Ruto changing the game on management of government
President William Ruto’s victory at his first attempt and without the support of the incumbent proved his prowess in strategy. In the early days of his presidency, he is also proving to be a corporate strategist.
He started the year with a retreat for the Cabinet whose main outcome was the requirement for his top management to run the government like a corporate entity.
Reports from the meeting at the Mount Kenya Safari Club indicated that the Cabinet Secretaries were required to develop strategic plans to bring to fruition Kenya Kwanza’s manifesto.
The Cabinet Secretaries have been asked to align their plans to five key pillars: agriculture, Universal Health Coverage, the digital economy, access to affordable credit and manufacturing and value addition.
Combined with these are the day-to-day issues – food security, cost of living and national security.
The attention to detail and energy he took to the campaign trail is reported to have been replicated in his engagements with his Cabinet Secretaries, where he is a hands-on boss demanding detailed weekly meetings, stakeholder updates and the use of IT in the management of Cabinet affairs.
Cabinet Secretaries are now required to present their ideas using presentation software like Powerpoint and to demonstrate in-depth knowledge of their plans and to make the presentations themselves.
It has meant that the Cabinet Secretaries do not delegate the work to their technical staff, the Principal Secretaries, and have to know in detail the plans and the picture of success.
For the private sector, the upshot of the new approach to running government is that things are likely to move faster at the Executive now and Cabinet Secretaries will be more involved in the job.
The new approach creates a good platform on which the private sector can engage and like never before, Cabinet Secretaries are now more open for solutions that they can adopt.
Election animosity has been revived but options are limited
Raila Odinga was not in the country on Thursday when his coalition, Azimio, held a press conference to announce that they had found fresh evidence that the presidential election last year was rigged.
“What we have is a bombshell,” said Kalonzo Musyoka, one of the coalition’s luminaries, echoing the statement by James Orengo when they delivered a truckload of evidence to the Supreme Court last year.
The coalition has not said what it will do this time round but the claims and “fresh” evidence are likely to create more rhetoric than action.
The coalition has asked the Independent Electoral and Boundaries Commission to give it access to its servers to check the claims by a whistleblower, who alleges that Mr Odinga won the election.
That request is not likely to be granted.
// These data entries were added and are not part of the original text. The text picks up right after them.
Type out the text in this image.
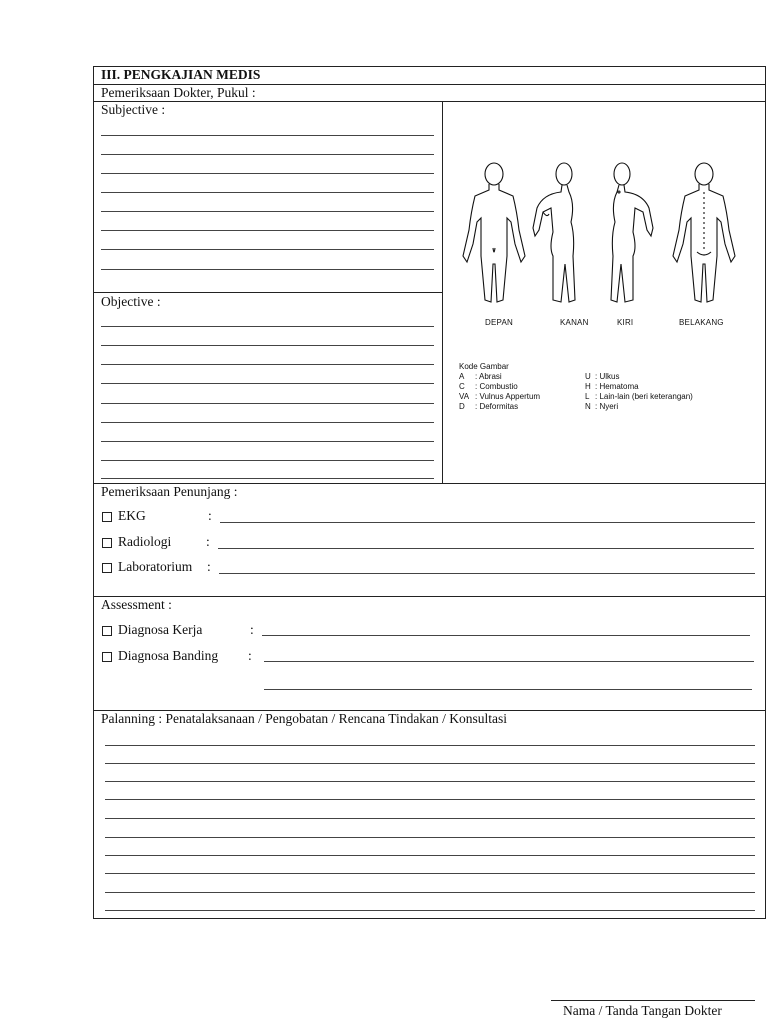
III. PENGKAJIAN MEDIS
Pemeriksaan Dokter, Pukul :
Subjective :
Objective :
DEPAN	KANAN	KIRI	BELAKANG
Kode Gambar
A : Abrasi
C : Combustio
VA : Vulnus Appertum
D : Deformitas
U : Ulkus
H : Hematoma
L : Lain-lain (beri keterangan)
N : Nyeri
Pemeriksaan Penunjang :
EKG	:
Radiologi	:
Laboratorium :
Assessment :
Diagnosa Kerja	:
Diagnosa Banding :
Palanning : Penatalaksanaan / Pengobatan / Rencana Tindakan / Konsultasi
Nama / Tanda Tangan Dokter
The IEBC is likely to adopt the same position it did during the petition, that the original result forms were posted on its website and that whatever access the Supreme Court had asked for was granted, which was also reported by the registrar and a report submitted.
A day before the Azimio coalition spoke, President Ruto revisited the drama around the declaration of the results and alleged there was a plot to murder IEBC chairman Wafula Chebukati.
It is still too early to tell what the ultimate result of these claims about the election will be. The Kenya Kwanza administration has blown hot and cold on whether it will constitute an inquiry into the events around the election.
If he decides to pick up the mantle and push the latest allegations by his coalition, Mr Odinga’s options are limited to continuing with the demand for an inquiry and the reopening of the results for scrutiny.
Given that he already exhausted the only legal option available, the Supreme Court, it would mean he creates the agitation mechanisms to force a political solution.
The last tool he effectively used was creating tension through incessant marches and demonstrations, which ultimately yielded the Handshake. Before that, he initiated reforms at the IEBC by regular marches to its headquarters, resulting in a rapprochement that saw the commissioners removed and the law guiding their recruitment changed.